The proudest achievement of Taylor’s promotional endeavors is the Lakes Area Music Festival.
Founded in 2009, LAMF brings over one hundred musicians from around the world to showcase
everything from chamber music to full symphonic repertoire, live ballet performances, and even a
fully produced opera each season. Based in Brainerd, Minnesota, far removed from metropolitan
centers whose affluence fosters frequent contact and mutual support between patrons and the
arts, the Lakes Area Music Festival now serves over 10,000 people annually through its
performances, educational programs, and outreach activities. Dispelling myths of the death of
classical music, the Festival raises hundreds of thousands of dollars each year from small-dollar
donors and provides its programs free of charge to the public it serves, sixty percent of whom have
never seen an opera outside of the ones produced at the Festival.
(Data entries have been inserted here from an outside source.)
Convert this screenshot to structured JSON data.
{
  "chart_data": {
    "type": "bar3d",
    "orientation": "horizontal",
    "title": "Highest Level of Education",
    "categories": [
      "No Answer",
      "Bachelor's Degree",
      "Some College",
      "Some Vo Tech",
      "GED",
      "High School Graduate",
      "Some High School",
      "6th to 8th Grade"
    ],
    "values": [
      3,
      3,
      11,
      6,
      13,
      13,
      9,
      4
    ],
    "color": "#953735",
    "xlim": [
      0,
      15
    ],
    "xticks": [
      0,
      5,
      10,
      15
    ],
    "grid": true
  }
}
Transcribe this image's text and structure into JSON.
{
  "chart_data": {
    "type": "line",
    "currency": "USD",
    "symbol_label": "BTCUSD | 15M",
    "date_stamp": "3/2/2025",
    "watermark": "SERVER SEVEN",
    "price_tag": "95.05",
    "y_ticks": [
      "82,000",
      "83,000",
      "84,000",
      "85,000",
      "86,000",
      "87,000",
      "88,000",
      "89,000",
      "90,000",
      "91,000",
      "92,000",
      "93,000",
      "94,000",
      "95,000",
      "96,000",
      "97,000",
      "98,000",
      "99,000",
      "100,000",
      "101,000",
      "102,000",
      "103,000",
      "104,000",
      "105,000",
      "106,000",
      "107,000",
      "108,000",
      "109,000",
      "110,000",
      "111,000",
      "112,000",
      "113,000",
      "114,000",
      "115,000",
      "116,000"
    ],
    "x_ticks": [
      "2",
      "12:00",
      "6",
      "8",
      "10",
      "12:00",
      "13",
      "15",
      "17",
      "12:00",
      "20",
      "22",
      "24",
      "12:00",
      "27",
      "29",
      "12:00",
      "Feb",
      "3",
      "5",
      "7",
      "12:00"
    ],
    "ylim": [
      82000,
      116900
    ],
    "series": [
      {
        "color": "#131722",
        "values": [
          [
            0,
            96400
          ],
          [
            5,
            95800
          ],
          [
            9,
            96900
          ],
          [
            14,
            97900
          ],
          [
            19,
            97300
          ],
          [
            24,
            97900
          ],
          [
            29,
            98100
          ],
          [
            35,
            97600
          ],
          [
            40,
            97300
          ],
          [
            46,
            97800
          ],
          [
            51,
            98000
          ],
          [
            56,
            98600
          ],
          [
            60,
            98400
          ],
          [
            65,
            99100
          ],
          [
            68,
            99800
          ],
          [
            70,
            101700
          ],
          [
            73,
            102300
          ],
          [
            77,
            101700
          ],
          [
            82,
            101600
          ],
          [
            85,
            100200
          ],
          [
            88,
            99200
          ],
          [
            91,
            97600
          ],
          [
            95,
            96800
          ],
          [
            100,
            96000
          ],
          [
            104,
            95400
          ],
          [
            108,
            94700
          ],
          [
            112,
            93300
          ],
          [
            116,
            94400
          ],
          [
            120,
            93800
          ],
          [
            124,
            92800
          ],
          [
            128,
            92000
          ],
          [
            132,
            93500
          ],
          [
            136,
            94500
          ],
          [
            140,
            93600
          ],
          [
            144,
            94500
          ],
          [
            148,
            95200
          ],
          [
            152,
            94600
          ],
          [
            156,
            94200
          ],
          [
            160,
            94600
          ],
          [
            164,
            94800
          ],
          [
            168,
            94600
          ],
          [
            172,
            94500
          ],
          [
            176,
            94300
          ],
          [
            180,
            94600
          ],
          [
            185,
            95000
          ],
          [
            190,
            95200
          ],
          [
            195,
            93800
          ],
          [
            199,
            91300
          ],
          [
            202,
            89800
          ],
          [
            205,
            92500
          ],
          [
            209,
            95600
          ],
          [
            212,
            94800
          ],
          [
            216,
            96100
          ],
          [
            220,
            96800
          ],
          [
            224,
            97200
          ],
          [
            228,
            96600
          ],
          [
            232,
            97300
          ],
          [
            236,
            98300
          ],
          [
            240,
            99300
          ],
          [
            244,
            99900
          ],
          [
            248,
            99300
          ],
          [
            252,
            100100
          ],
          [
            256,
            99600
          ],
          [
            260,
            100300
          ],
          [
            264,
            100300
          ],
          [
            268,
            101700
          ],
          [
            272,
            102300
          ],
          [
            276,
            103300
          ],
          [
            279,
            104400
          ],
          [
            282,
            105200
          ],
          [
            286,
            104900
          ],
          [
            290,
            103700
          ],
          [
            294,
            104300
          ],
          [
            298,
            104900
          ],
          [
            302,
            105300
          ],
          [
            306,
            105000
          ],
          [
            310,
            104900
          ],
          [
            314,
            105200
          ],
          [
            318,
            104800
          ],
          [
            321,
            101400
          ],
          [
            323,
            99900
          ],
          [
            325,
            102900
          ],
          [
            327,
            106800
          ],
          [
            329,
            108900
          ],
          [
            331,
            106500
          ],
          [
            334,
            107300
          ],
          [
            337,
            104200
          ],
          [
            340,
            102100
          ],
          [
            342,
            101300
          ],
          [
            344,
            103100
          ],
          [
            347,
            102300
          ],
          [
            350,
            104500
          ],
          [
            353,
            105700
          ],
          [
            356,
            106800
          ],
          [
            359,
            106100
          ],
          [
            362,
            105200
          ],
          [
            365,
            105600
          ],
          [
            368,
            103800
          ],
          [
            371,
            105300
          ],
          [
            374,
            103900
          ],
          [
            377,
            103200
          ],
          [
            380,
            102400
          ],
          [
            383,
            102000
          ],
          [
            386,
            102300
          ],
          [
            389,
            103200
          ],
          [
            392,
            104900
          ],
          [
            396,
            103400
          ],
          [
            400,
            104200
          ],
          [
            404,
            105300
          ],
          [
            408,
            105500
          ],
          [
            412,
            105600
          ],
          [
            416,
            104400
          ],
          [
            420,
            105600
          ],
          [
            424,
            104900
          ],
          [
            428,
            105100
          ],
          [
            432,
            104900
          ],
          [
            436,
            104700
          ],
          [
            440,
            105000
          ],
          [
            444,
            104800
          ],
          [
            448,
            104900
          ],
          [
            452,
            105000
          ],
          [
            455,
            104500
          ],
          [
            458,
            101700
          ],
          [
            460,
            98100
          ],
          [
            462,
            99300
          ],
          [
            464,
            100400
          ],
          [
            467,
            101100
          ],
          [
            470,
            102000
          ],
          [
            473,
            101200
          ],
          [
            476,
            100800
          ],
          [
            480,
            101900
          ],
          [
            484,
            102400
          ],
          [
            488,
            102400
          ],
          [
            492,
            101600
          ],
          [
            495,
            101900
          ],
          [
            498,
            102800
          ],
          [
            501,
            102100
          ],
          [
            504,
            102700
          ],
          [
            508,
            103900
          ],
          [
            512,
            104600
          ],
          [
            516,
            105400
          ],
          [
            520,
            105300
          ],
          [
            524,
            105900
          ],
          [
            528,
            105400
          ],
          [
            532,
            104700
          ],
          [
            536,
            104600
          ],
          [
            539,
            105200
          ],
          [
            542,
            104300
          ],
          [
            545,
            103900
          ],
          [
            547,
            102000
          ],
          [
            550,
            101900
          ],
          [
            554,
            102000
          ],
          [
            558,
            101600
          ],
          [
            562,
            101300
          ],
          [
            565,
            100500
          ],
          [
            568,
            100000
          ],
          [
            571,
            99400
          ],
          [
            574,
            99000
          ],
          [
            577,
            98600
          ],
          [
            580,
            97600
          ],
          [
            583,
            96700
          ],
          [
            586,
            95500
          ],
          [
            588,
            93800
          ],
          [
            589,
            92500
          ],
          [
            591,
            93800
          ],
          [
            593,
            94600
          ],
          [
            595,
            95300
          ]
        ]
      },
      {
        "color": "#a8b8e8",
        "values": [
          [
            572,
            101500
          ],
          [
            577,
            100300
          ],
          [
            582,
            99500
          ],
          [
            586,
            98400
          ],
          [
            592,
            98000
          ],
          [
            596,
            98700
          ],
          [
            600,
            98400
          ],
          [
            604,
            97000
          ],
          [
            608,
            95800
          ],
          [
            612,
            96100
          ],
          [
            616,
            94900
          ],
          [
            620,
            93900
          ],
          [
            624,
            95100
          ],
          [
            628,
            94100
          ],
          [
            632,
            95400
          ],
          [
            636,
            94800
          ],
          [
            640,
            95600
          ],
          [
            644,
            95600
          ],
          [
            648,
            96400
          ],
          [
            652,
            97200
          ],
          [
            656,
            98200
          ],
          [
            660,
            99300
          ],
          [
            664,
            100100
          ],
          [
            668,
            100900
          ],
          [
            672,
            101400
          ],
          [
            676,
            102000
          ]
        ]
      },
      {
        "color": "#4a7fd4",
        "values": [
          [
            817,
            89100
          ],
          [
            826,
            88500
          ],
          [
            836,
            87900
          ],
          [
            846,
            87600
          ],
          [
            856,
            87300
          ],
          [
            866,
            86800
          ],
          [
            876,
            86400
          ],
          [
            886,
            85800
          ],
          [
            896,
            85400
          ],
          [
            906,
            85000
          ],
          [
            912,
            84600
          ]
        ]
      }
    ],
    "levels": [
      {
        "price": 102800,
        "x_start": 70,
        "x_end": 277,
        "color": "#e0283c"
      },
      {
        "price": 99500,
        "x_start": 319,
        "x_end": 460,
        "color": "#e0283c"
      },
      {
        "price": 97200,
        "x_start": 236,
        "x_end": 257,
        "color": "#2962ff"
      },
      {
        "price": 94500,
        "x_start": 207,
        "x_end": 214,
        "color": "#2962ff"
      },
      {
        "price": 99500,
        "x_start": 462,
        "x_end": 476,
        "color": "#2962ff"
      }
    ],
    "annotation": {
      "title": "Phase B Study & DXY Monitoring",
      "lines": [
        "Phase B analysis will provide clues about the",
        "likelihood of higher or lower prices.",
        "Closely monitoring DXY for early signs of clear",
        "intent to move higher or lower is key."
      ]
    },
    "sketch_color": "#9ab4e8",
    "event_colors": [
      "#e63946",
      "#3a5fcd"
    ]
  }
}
Most importantly, a community
of spirit has grown up around the Festival, which, with the cooperation of business and government
leaders, provides a footing for cultural and economic revitalization in central Minnesota.
In all he undertakes, it is not so much their content as his approach to them that stamps Taylor
Ward’s enterprises with their individuality. Whether bringing a virtuosic piece of music off the page
through dramatic instincts and historically informed acumen or transcending the existing models of
arts funding and programming, he at once flourishes at the highest levels of the musical
establishment and challenges the boundaries of what that establishment can encompass. His voice
– and hands – are helping to shape the future of the fine arts.